Tutorial

This section briefly introduces each of the major aspects of Quintus ProXL through an interactive session. Starting from a primitive version, we will add features until the session covers the breadth of Quintus ProXL.

This session shows how ProXL programs can be developed interactively using Quintus Prolog. This is one of the great advantages of ProXL over most other approaches to X Window system application development. We encourage you to bring up a ProXL system and actually type in the following session.

In pxl-tut-hello we present a ProXL program whose results are the same as the interactive session. This session and program are not themselves useful, but they should give you enough of an idea of how ProXL works so that you can begin to write your own programs.

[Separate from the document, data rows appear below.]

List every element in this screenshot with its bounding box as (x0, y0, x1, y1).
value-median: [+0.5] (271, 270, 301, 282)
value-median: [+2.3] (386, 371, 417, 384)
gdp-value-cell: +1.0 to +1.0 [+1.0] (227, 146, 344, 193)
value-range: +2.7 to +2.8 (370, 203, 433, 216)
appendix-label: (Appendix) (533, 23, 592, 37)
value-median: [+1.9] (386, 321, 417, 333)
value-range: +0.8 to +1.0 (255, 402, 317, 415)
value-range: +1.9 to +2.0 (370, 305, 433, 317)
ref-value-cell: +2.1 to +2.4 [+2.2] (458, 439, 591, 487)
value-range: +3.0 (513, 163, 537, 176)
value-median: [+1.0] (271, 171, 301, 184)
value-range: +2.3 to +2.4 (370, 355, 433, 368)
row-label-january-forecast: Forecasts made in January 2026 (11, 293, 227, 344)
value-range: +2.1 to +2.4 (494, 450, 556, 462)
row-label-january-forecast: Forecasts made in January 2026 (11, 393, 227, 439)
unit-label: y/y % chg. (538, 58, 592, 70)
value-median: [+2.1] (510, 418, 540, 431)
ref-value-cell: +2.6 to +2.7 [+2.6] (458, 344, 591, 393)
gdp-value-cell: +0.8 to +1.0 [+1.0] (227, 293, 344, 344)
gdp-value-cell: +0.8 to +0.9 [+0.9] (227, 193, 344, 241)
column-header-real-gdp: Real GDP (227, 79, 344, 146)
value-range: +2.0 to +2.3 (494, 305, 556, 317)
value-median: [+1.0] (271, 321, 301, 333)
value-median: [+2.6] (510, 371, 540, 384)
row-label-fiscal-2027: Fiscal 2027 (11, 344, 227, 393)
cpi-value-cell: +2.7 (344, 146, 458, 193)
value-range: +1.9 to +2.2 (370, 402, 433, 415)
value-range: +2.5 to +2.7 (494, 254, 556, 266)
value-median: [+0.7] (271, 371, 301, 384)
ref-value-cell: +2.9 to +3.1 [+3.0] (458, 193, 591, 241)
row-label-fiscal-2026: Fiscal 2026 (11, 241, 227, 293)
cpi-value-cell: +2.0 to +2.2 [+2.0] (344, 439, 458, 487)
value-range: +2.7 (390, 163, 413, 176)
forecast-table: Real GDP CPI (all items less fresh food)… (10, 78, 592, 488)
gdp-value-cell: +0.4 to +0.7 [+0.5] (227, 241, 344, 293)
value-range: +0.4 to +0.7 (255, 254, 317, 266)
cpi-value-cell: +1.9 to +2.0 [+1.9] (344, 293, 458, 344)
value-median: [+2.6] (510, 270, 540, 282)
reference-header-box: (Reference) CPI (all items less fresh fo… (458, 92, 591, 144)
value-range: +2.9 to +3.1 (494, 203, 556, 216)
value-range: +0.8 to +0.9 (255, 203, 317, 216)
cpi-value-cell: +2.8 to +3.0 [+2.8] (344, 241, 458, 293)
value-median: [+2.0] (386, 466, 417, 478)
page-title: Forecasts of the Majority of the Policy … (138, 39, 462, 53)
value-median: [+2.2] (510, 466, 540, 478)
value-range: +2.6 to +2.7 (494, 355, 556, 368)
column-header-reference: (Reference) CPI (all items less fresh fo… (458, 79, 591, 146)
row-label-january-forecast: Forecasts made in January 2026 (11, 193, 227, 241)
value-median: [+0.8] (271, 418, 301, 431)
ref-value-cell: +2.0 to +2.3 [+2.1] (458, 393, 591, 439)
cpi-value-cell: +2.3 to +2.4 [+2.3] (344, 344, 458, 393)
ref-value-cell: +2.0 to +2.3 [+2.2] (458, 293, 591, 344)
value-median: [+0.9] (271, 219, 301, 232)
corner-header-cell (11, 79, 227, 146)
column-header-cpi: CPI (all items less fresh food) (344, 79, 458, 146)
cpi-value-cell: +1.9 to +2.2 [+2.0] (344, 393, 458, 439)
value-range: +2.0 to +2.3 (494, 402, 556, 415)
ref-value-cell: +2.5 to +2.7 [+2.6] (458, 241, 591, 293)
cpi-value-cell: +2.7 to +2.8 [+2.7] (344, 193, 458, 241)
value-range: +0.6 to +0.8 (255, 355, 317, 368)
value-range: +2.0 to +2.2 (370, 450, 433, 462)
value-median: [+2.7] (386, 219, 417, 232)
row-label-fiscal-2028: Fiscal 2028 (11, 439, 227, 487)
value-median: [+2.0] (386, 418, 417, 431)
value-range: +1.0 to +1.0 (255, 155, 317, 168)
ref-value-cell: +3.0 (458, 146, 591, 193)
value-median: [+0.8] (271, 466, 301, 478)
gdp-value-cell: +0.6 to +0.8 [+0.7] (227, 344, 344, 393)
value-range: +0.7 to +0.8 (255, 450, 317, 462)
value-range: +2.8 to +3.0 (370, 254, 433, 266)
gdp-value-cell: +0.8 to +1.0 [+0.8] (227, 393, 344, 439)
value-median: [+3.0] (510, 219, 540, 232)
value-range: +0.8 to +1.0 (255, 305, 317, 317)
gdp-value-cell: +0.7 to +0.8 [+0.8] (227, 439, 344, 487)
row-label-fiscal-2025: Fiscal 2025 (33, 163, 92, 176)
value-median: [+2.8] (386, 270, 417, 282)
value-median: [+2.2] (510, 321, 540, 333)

In order to understand the session, we assume that you know how to use Quintus Prolog and your X window manager and, in order to run the session and program, we assume that you have already installed both the X window system and Quintus ProXL.

ProXL refers to an object by means of a handle. An example of a handle is, window(1787368). The functor window/1 denotes the type of the object and the integer 1787368 is a unique identifier for the particular object. Your ProXL program should not depend upon the form of either the type or the identifier. Rather it should simply treat the handle as an opaque Prolog term (just like a Prolog stream or database reference). The unique object identifiers generated by ProXL will change from session to session, therefore, when you run your session the object identifiers returned by ProXL may be different than the ones printed here.